What we said in answer to "the contention that the pledge of the securities was unauthorized by the bank" and the cases cited as authority indicate very clearly that the point we intended to decide was that the proper officers of the bank could exercise its corporate power to borrow money and to pledge its securities as collateral for the loan. It was not necessary to a decision of the case, and we did not intend to be committed to the proposition that commercial banks of this state had the power to pledge their assets as security for general deposits. What we did decide, assuming such power to exist, was that it could be exercised by the officers of the bank, in whom such powers are generally vested.
We think the whole transaction conclusively shows that the $150,000 given by Sanguinetti and the others to the bank was not, and was not intended to be, a deposit, but was an outright loan to the bank. It was given over to the bank, and the bank issued therefor a demand certificate of deposit. It was not subject to be checked out; it could be withdrawn only upon a return of the certificate properly indorsed by the payees. That it was not intended to be *Page 337 withdrawn is clearly evidenced by the fact that the payees of the certificate had indorsed it over to the Los Angeles bank as collateral to their note for the $150,000 borrowed for the bank. The bank was a debtor for the $150,000, whether the account was a deposit or a loan. In either case it owed the $150,000 to Sanguinetti and the others. Whether the transaction amounted to a deposit or a loan is determined by other considerations than the debtor and creditor status. Bank deposits and bank borrowings in other respects are very different. As is said in Schumacher v.Eastern Bank Trust Co., (C.C.A.) 52 F.2d 925:
"A loan is primarily for the benefit of the bank; a deposit is primarily for the benefit of the depositor. A loan is not subject to check; a deposit ordinarily is. A loan usually arises from the necessities of the borrowing bank; a deposit, from the confidence of the depositor in its strength. A loan ordinarily is sought by the bank for its own purposes; a deposit is ordinarily made by the depositor for purposes of his own."
See, also, Divide County v. Baird, 55 N.D. 45, 51 A.L.R. 296, 212 N.W. 236; Farmers' Merchants' State Bank v.Consolidated School District, supra.
It is the contention of the receiver that the pledge of the bills receivable as security to the loan was void because not authorized by the bank's board of directors. If it was necessary to have the official consent of the board of directors to the transaction to make it legal and binding, this contention we think is well taken.
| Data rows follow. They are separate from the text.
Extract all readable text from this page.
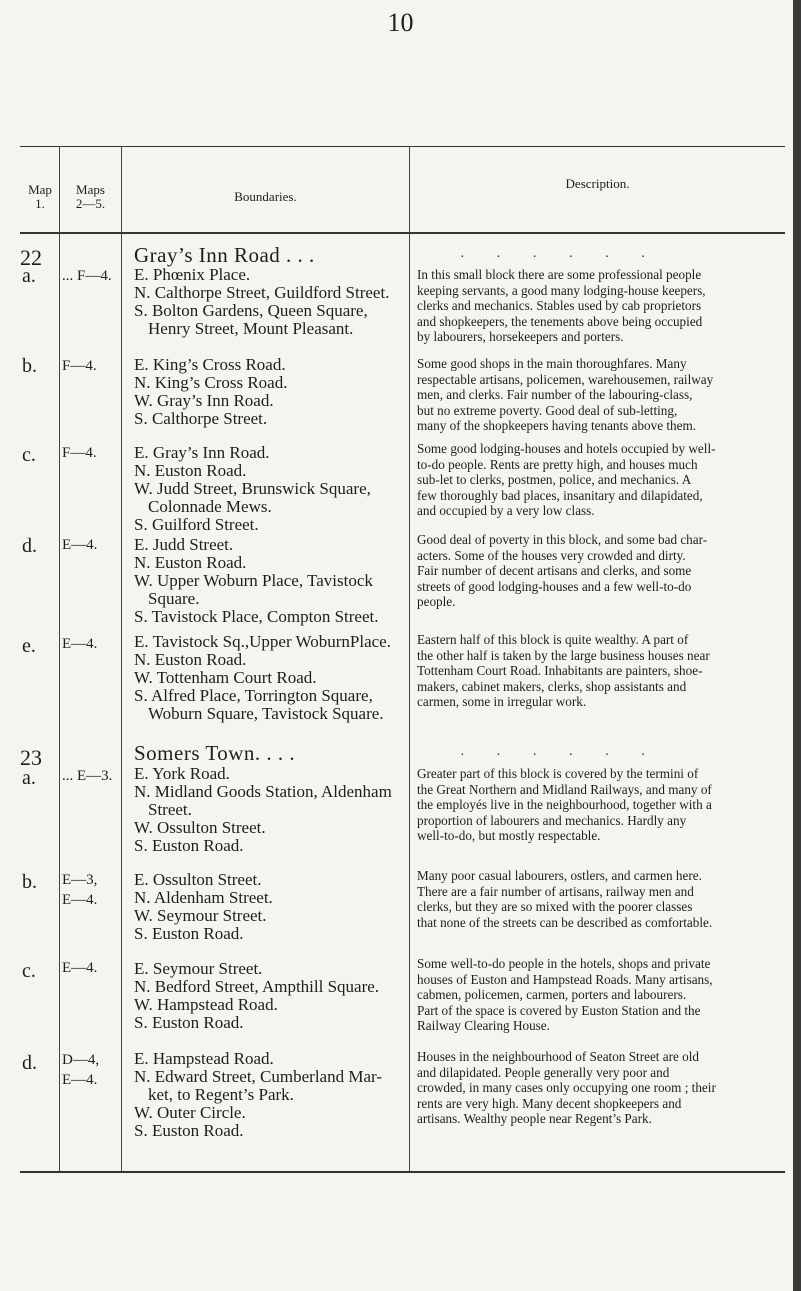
10
Map
1.
Maps
2—5.	Boundaries.
Description.
22
23
Gray’s Inn Road . . .
Somers Town. . . .
· · · · · ·
· · · · · ·
a. ... F—4. E. Phœnix Place.
N. Calthorpe Street, Guildford Street.
S. Bolton Gardens, Queen Square,
Henry Street, Mount Pleasant.
In this small block there are some professional people
keeping servants, a good many lodging-house keepers,
clerks and mechanics. Stables used by cab proprietors
and shopkeepers, the tenements above being occupied
by labourers, horsekeepers and porters.
b. F—4. E. King’s Cross Road.
N. King’s Cross Road.
W. Gray’s Inn Road.
S. Calthorpe Street.
Some good shops in the main thoroughfares. Many
respectable artisans, policemen, warehousemen, railway
men, and clerks. Fair number of the labouring-class,
but no extreme poverty. Good deal of sub-letting,
many of the shopkeepers having tenants above them.
c. F—4. E. Gray’s Inn Road.
N. Euston Road.
W. Judd Street, Brunswick Square,
Colonnade Mews.
S. Guilford Street.
Some good lodging-houses and hotels occupied by well-
to-do people. Rents are pretty high, and houses much
sub-let to clerks, postmen, police, and mechanics. A
few thoroughly bad places, insanitary and dilapidated,
and occupied by a very low class.
d. E—4. E. Judd Street.
N. Euston Road.
W. Upper Woburn Place, Tavistock
Square.
S. Tavistock Place, Compton Street.
Good deal of poverty in this block, and some bad char-
acters. Some of the houses very crowded and dirty.
Fair number of decent artisans and clerks, and some
streets of good lodging-houses and a few well-to-do
people.
e. E—4. E. Tavistock Sq.,Upper WoburnPlace.
N. Euston Road.
W. Tottenham Court Road.
S. Alfred Place, Torrington Square,
Woburn Square, Tavistock Square.
Eastern half of this block is quite wealthy. A part of
the other half is taken by the large business houses near
Tottenham Court Road. Inhabitants are painters, shoe-
makers, cabinet makers, clerks, shop assistants and
carmen, some in irregular work.
a. ... E—3. E. York Road.
N. Midland Goods Station, Aldenham
Street.
W. Ossulton Street.
S. Euston Road.
Greater part of this block is covered by the termini of
the Great Northern and Midland Railways, and many of
the employés live in the neighbourhood, together with a
proportion of labourers and mechanics. Hardly any
well-to-do, but mostly respectable.
b. E—3,
E—4.
E. Ossulton Street.
N. Aldenham Street.
W. Seymour Street.
S. Euston Road.
Many poor casual labourers, ostlers, and carmen here.
There are a fair number of artisans, railway men and
clerks, but they are so mixed with the poorer classes
that none of the streets can be described as comfortable.
c. E—4. E. Seymour Street.
N. Bedford Street, Ampthill Square.
W. Hampstead Road.
S. Euston Road.
Some well-to-do people in the hotels, shops and private
houses of Euston and Hampstead Roads. Many artisans,
cabmen, policemen, carmen, porters and labourers.
Part of the space is covered by Euston Station and the
Railway Clearing House.
d. D—4,
E—4.
E. Hampstead Road.
N. Edward Street, Cumberland Mar-
ket, to Regent’s Park.
W. Outer Circle.
S. Euston Road.
Houses in the neighbourhood of Seaton Street are old
and dilapidated. People generally very poor and
crowded, in many cases only occupying one room ; their
rents are very high. Many decent shopkeepers and
artisans. Wealthy people near Regent’s Park.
The resolution of February 3, 1930, directing the bank's officers to deliver collateral to Sanguinetti and the others in pursuance of the agreement and understanding of May 19, 1929, shows on its face that it was voted for by only two of the nine directors; it also shows that there was not a quorum of qualified directors present when the resolution *Page 338 was passed. But the rule is well settled that the executive officers of a bank, in the usual course of business and without special authority, may rediscount the bank's paper or otherwise borrow money for its use. Williams v. Hall, supra; Burrowes v. Nimocks, (C.C.A.) 35 F.2d 152. The loan here was negotiated by the executive vice-president of the bank, who at the time was exercising the functions of the cashier, and it was he also who pledged, or agreed to pledge, the assets of the bank to secure the loan.
The receiver, without any evidence to support him, seems to assume that the officers and directors of the Yuma Valley Bank were profiting out of the loan made to the bank, and much of his argument is devoted to showing how the law will not permit or tolerate such a thing. If his premises were right, so would his conclusions be, but it is clear the defendants had no personal interest in the transaction and could receive no personal benefits therefrom. It is also clear that the defendants in borrowing the $150,000 and lending it to the bank did so in perfect good faith and solely for the advantage of the bank. The bank, its creditors, depositors and stockholders, received all the benefits of the transaction. It seems to us it would be rather a harsh and severe punishment, since the bank has failed, to deprive the defendants of the protection upon which they relied in good faith when they borrowed this money for the bank and compel them to suffer the whole loss.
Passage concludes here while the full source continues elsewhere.